Elementary schools will initiate a study when more than four relocatable units are necessary to house students. At secondary schools, more than seven relocatables will be the threshold for a review of options.In each instance, the study must involve the community. Among options that will be looked at are boundary changes, busing students out of the neighborhood, staggered or double sessions, year-round scheduling and/or creative staffing options.
The district is facing some serious overcrowding in west-side schools in the next few years. Space is available in some east-side schools and is, in fact, being filled by students from Jordan District, said Riley O'Neil, associate district superintendent.
"We do have space, but it isn't where the kids are," he said.
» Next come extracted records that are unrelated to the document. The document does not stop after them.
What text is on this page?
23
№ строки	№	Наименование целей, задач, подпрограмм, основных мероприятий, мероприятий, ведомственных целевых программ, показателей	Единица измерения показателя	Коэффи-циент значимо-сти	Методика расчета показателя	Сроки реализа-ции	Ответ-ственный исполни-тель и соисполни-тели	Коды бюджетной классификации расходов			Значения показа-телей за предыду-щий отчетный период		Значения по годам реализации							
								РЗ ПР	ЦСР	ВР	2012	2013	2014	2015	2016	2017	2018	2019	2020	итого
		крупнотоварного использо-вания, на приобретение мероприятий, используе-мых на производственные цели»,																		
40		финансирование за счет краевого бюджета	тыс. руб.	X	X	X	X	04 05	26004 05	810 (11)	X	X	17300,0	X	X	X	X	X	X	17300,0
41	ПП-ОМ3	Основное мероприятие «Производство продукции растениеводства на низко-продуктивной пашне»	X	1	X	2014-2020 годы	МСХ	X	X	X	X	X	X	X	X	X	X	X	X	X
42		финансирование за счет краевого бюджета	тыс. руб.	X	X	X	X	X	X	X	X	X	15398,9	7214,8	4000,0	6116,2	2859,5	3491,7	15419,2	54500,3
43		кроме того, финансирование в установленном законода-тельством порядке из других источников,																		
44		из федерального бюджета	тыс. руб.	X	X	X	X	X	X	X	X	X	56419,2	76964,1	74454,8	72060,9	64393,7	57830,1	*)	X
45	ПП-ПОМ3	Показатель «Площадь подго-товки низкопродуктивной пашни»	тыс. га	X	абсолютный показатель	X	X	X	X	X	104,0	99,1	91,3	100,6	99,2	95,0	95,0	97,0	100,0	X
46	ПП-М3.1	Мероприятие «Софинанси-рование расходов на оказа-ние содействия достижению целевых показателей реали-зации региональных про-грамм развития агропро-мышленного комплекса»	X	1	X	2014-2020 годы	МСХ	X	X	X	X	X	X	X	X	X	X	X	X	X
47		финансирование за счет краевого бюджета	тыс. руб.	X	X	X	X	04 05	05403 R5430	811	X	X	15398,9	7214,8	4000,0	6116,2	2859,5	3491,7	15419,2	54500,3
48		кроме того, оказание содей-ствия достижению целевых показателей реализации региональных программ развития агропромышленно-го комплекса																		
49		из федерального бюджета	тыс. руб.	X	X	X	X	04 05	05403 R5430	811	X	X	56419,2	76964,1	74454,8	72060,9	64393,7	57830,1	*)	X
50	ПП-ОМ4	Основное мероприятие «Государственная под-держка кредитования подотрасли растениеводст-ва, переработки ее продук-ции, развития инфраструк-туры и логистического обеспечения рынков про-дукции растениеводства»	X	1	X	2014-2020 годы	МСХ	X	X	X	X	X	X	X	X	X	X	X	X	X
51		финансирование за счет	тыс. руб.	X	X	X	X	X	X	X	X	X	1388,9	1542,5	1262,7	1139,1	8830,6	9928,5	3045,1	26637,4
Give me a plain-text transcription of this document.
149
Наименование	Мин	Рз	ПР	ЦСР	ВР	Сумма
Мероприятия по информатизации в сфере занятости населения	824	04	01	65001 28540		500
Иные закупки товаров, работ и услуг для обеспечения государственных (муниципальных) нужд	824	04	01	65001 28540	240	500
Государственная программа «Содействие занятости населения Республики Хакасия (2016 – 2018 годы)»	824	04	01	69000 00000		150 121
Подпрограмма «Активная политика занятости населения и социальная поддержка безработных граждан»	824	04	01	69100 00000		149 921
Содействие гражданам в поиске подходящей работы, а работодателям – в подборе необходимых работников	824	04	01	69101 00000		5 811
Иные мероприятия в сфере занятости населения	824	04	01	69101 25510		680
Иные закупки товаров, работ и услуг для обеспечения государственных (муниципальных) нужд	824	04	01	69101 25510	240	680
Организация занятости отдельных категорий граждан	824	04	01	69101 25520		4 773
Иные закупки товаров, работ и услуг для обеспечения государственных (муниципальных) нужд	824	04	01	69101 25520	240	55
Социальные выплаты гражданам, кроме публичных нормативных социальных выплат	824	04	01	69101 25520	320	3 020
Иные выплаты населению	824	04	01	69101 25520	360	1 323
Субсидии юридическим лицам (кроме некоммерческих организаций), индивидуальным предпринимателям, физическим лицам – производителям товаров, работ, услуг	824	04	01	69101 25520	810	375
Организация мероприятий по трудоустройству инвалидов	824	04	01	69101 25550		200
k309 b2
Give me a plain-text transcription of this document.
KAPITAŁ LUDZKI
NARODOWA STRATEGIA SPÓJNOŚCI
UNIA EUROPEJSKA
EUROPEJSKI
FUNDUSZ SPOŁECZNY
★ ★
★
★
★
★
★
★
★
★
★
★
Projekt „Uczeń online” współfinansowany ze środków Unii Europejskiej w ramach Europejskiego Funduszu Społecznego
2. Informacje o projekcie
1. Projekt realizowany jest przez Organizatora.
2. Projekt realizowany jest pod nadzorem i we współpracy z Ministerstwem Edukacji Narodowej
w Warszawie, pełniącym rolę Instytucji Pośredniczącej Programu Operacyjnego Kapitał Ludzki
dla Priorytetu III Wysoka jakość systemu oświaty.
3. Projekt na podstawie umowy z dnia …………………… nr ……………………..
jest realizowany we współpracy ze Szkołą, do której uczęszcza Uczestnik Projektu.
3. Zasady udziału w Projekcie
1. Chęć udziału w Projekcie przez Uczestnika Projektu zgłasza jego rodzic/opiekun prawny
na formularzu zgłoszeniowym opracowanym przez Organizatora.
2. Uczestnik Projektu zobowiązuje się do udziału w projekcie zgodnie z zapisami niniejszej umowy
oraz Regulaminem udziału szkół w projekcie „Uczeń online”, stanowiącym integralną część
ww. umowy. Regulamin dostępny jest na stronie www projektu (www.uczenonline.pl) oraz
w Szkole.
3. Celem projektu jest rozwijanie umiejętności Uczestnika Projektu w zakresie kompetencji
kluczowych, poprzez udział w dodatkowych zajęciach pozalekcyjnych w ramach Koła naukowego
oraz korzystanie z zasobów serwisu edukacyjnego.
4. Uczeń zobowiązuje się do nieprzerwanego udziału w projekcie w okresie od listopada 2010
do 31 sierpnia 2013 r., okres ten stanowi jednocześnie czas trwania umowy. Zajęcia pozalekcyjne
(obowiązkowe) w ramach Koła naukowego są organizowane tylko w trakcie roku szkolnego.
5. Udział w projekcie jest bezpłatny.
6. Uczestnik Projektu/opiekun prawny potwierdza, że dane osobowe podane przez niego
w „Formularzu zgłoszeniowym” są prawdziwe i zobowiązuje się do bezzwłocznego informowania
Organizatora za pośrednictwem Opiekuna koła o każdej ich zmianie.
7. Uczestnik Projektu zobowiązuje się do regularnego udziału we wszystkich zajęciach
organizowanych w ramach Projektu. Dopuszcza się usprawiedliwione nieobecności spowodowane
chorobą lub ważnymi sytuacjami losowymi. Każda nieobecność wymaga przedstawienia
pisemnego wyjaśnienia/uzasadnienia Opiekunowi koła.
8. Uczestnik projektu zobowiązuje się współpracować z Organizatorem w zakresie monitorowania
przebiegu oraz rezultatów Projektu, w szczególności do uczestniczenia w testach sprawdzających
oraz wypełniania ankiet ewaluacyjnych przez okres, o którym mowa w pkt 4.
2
The district's high schools likely will be able to handle the growing student population for the next few years, "If everything stays perfect," said Assistant Superintendent Frank Willardsen.
"We are looking at a complex set of variables that impact both junior and elementary schools," said Diane Hesleph, who heads the district's junior high school program.
More students are being enrolled in Granite schools, and they are staying longer. Changing demography is putting more pressure on the northwest end of the valley and a stronger economy is reducing the outmigration from the Salt Lake Valley.
Creative staffing and scheduling have reduced the number of relocatable units needed for elementary schools next year from 34 to six, said Dave Adamson, supervisor of elementary education.
The Utah Legislature has discouraged school construction for the past few years, so building to meet housing needs is not a likely option, O'Neil said.